Urlaubsgespräch an südlicher Küste

A: Was ich fürchte, ist sinnlose Beliebigkeit. Meine Mutter ist evangelisch, mein Vater katholisch, ich bin katholisch getauft, aber vor einiger Zeit Protestant geworden, weil diese Glaubensform mich mehr überzeugt, und auch wegen eines inneren Erlebnisses mit evangelischer Musik.

B: Wo ist das Problem? Ich kenne einen Jesuiten, gewinnend und tüchtig, lange Chefredakteur einer hochangesehenen katholischen Zeitschrift, der evangelisch geworden ist, weil die Art, wie seine Kirche mit den Frauen umspringt, ihm unerträglich wurde. Ein anderer Freund hat als katholischer Priester geheiratet, und weil er kein Bücherwurm sondern Vollblutseelsorger ist, hat er um seines Berufes willen die Konfession gewechselt. Derlei Lebensläufe sind heute üblich und werden in den Gemeinden akzeptiert: wenn der Letztgenannte z.B. im katholischen Gotteshaus einer ökumenischen Feier vorsteht. Was macht dir Kummer?

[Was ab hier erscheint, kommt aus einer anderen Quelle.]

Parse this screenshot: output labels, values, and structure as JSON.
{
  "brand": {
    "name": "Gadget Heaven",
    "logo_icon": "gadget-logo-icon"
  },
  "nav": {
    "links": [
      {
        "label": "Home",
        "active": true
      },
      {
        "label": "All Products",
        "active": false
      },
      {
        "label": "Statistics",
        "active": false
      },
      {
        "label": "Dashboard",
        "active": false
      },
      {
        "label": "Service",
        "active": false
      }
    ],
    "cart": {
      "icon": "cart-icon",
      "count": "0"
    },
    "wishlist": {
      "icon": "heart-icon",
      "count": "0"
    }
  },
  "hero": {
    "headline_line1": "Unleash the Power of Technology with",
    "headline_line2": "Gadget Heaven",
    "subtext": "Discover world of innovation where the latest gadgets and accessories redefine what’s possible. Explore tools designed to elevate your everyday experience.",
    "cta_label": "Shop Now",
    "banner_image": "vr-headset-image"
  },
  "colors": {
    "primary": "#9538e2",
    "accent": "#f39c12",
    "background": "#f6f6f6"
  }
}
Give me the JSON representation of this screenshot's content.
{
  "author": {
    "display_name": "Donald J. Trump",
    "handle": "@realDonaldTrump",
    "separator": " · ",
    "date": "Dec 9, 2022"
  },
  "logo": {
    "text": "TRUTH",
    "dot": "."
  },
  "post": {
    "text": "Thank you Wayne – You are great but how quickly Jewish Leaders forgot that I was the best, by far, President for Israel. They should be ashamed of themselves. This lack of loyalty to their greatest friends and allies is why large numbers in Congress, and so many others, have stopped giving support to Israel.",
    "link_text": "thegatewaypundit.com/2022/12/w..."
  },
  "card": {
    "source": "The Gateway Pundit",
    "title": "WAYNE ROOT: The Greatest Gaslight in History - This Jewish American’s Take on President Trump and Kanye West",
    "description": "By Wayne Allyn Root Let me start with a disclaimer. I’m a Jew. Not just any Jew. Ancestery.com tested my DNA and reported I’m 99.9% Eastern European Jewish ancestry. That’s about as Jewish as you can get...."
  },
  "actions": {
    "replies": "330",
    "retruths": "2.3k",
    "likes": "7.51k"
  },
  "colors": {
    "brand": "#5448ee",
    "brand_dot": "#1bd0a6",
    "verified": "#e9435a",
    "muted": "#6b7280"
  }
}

A: Ich sagte es schon: Die Beliebigkeit. Was ist das für ein Glaube, der sich mit spitzen Fingern im ideologischen Supermarkt das ihm Passende heraussucht! Da weiß der Mensch im Grunde doch genau, daß alles einerlei ist. Ich will mir aber nichts vormachen, mag diese Gefahr nicht verdrängen. Darum habe ich Angst, daß ich irgendwann überhaupt nicht mehr glauben und handeln kann.

B: Möchtest du lieber vor vierhundert Jahren gelebt haben, als unsere Väter einander für den Glauben totschlugen?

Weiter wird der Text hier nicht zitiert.